More iPhone Battery Gotchas

Apple doesn't have a good answer for deteriorating and not-that-old iPhone batteries.

By
Wed, March 31, 2010

CIO — When your iPhone battery blows after hundreds of charge cycles, Apple doesn't have very good options to fix it. And rest assured your iPhone will need a battery replacement, most likely within two years.

It's amazing how fast an iPhone battery deteriorates, typically ending up on death row in 18 months or less. Every time you go through a charge cycle, for instance, you'll permanently lose anywhere from 30 seconds to a minute of battery capacity.
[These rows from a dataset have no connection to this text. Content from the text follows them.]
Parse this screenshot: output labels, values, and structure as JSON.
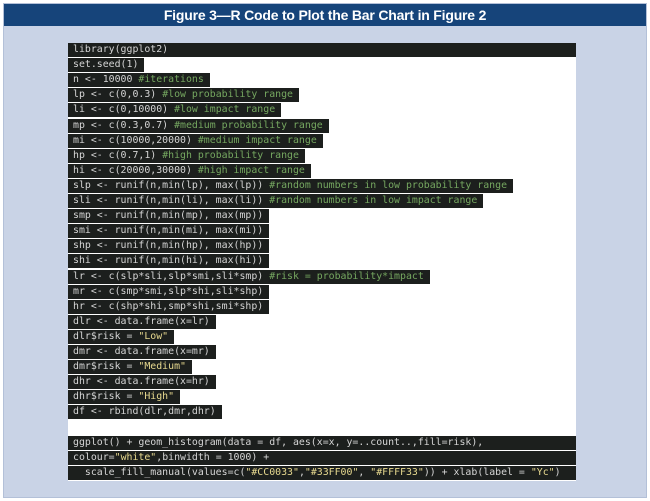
{
  "figure": {
    "title": "Figure 3—R Code to Plot the Bar Chart in Figure 2"
  },
  "code_lines": [
    {
      "segments": [
        {
          "t": "library(ggplot2)",
          "k": "code"
        }
      ]
    },
    {
      "segments": [
        {
          "t": "set.seed(1)",
          "k": "code"
        }
      ]
    },
    {
      "segments": [
        {
          "t": "n <- 10000 ",
          "k": "code"
        },
        {
          "t": "#iterations",
          "k": "comment"
        }
      ]
    },
    {
      "segments": [
        {
          "t": "lp <- c(0,0.3) ",
          "k": "code"
        },
        {
          "t": "#low probability range",
          "k": "comment"
        }
      ]
    },
    {
      "segments": [
        {
          "t": "li <- c(0,10000) ",
          "k": "code"
        },
        {
          "t": "#low impact range",
          "k": "comment"
        }
      ]
    },
    {
      "segments": [
        {
          "t": "mp <- c(0.3,0.7) ",
          "k": "code"
        },
        {
          "t": "#medium probability range",
          "k": "comment"
        }
      ]
    },
    {
      "segments": [
        {
          "t": "mi <- c(10000,20000) ",
          "k": "code"
        },
        {
          "t": "#medium impact range",
          "k": "comment"
        }
      ]
    },
    {
      "segments": [
        {
          "t": "hp <- c(0.7,1) ",
          "k": "code"
        },
        {
          "t": "#high probability range",
          "k": "comment"
        }
      ]
    },
    {
      "segments": [
        {
          "t": "hi <- c(20000,30000) ",
          "k": "code"
        },
        {
          "t": "#high impact range",
          "k": "comment"
        }
      ]
    },
    {
      "segments": [
        {
          "t": "slp <- runif(n,min(lp), max(lp)) ",
          "k": "code"
        },
        {
          "t": "#random numbers in low probability range",
          "k": "comment"
        }
      ]
    },
    {
      "segments": [
        {
          "t": "sli <- runif(n,min(li), max(li)) ",
          "k": "code"
        },
        {
          "t": "#random numbers in low impact range",
          "k": "comment"
        }
      ]
    },
    {
      "segments": [
        {
          "t": "smp <- runif(n,min(mp), max(mp))",
          "k": "code"
        }
      ]
    },
    {
      "segments": [
        {
          "t": "smi <- runif(n,min(mi), max(mi))",
          "k": "code"
        }
      ]
    },
    {
      "segments": [
        {
          "t": "shp <- runif(n,min(hp), max(hp))",
          "k": "code"
        }
      ]
    },
    {
      "segments": [
        {
          "t": "shi <- runif(n,min(hi), max(hi))",
          "k": "code"
        }
      ]
    },
    {
      "segments": [
        {
          "t": "lr <- c(slp*sli,slp*smi,sli*smp) ",
          "k": "code"
        },
        {
          "t": "#risk = probability*impact",
          "k": "comment"
        }
      ]
    },
    {
      "segments": [
        {
          "t": "mr <- c(smp*smi,slp*shi,sli*shp)",
          "k": "code"
        }
      ]
    },
    {
      "segments": [
        {
          "t": "hr <- c(shp*shi,smp*shi,smi*shp)",
          "k": "code"
        }
      ]
    },
    {
      "segments": [
        {
          "t": "dlr <- data.frame(x=lr)",
          "k": "code"
        }
      ]
    },
    {
      "segments": [
        {
          "t": "dlr$risk = ",
          "k": "code"
        },
        {
          "t": "\"Low\"",
          "k": "string"
        }
      ]
    },
    {
      "segments": [
        {
          "t": "dmr <- data.frame(x=mr)",
          "k": "code"
        }
      ]
    },
    {
      "segments": [
        {
          "t": "dmr$risk = ",
          "k": "code"
        },
        {
          "t": "\"Medium\"",
          "k": "string"
        }
      ]
    },
    {
      "segments": [
        {
          "t": "dhr <- data.frame(x=hr)",
          "k": "code"
        }
      ]
    },
    {
      "segments": [
        {
          "t": "dhr$risk = ",
          "k": "code"
        },
        {
          "t": "\"High\"",
          "k": "string"
        }
      ]
    },
    {
      "segments": [
        {
          "t": "df <- rbind(dlr,dmr,dhr)",
          "k": "code"
        }
      ]
    },
    {
      "segments": []
    },
    {
      "segments": [
        {
          "t": "ggplot() + geom_histogram(data = df, aes(x=x, y=..count..,fill=risk),",
          "k": "code"
        }
      ]
    },
    {
      "segments": [
        {
          "t": "colour=",
          "k": "code"
        },
        {
          "t": "\"white\"",
          "k": "string"
        },
        {
          "t": ",binwidth = 1000) +",
          "k": "code"
        }
      ]
    },
    {
      "segments": [
        {
          "t": "  scale_fill_manual(values=c(",
          "k": "code"
        },
        {
          "t": "\"#CC0033\"",
          "k": "string"
        },
        {
          "t": ",",
          "k": "code"
        },
        {
          "t": "\"#33FF00\"",
          "k": "string"
        },
        {
          "t": ", ",
          "k": "code"
        },
        {
          "t": "\"#FFFF33\"",
          "k": "string"
        },
        {
          "t": ")) + xlab(label = ",
          "k": "code"
        },
        {
          "t": "\"Yc\"",
          "k": "string"
        },
        {
          "t": ")",
          "k": "code"
        }
      ]
    }
  ],
  "colors": {
    "frame_bg": "#c9d3e6",
    "title_bg": "#16447a",
    "code_bg": "#1c1f1d",
    "code_text": "#d5d5d5",
    "comment": "#75a760",
    "string": "#e7d98f"
  }
}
Typically, you'll get 250 to 500 charge cycles before a lithium ion battery has outlived its usefulness, says Aaron Vronko, CEO of Raid Repair, which services broken iPods and iPhones and replaces worn-out batteries for $50.

If you're an iPhone addict, an original battery can become unbearable in a matter of months. Six months ago, I took Golfshot GPS app on a test drive at a local course and finished the round with a battery percentage in the low 50s, roughly half my golf score (starting with 100 percent charge). Last weekend, I had to shut down my iPhone on the 14th hole because the iPhone's battery life was at a miserable 11 percent.
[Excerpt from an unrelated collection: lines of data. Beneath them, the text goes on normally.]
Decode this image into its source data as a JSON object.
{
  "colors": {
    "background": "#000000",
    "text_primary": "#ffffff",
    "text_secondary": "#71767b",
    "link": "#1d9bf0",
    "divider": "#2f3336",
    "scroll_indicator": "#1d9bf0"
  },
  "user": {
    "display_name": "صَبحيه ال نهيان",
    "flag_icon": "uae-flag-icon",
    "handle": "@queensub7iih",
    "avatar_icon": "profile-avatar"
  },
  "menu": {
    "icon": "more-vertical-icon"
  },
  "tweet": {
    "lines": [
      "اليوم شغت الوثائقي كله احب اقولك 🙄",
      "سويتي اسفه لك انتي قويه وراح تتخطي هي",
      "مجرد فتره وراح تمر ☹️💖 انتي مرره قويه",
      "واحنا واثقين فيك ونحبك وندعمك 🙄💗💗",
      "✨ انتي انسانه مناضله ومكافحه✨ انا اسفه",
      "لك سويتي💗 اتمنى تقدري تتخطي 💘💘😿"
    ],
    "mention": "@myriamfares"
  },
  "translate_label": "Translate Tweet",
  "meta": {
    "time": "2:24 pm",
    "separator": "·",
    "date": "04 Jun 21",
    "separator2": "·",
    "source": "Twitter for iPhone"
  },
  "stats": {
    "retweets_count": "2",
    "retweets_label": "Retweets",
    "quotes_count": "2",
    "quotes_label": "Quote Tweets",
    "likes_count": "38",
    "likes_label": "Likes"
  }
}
An Apple Store manager at a Bay Area location says his iPhone 3GS battery life is down maybe 30 percent since he first got it in June last year. (We chatted about batteries before he sold me a Mophie Juice Pack Air.) The battery would last a day and a half when new; but today, he must charge it every night and maybe a second time during a day of heavy use.

But if you're unhappy with your iPhone's battery life, an Apple Store might not be the best place to take it. Apple doesn't even offer an optional iPhone battery replacement service—only a warranty.
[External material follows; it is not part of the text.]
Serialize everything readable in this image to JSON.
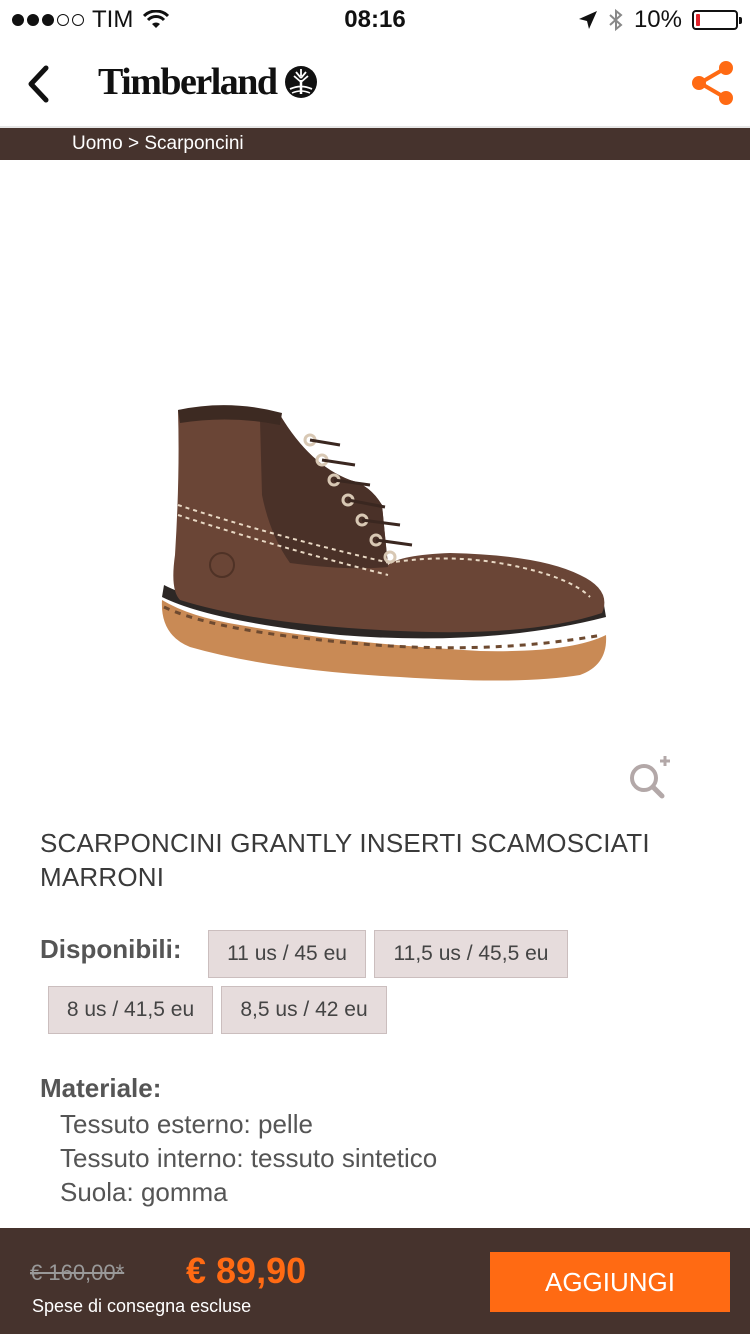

The iPhone comes with a year warranty, so if you're still under warranty you can get your poorly performing iPhone battery tested at the Genius Bar. Just be sure to make an appointment. The Genius Bar will run your iPhone through a software test, which will indicate the number of charge cycles as well as how your battery performance compares to a new iPhone battery.

Here's the rub, though: Apple will replace your iPhone for free if the battery is operating at 50 percent or less of a new iPhone. But if your iPhone is operating at 50 percent within a year, then chances are your iPhone battery was defective in the first place. This actually has nothing to do with the natural deterioration of a lithium ion battery.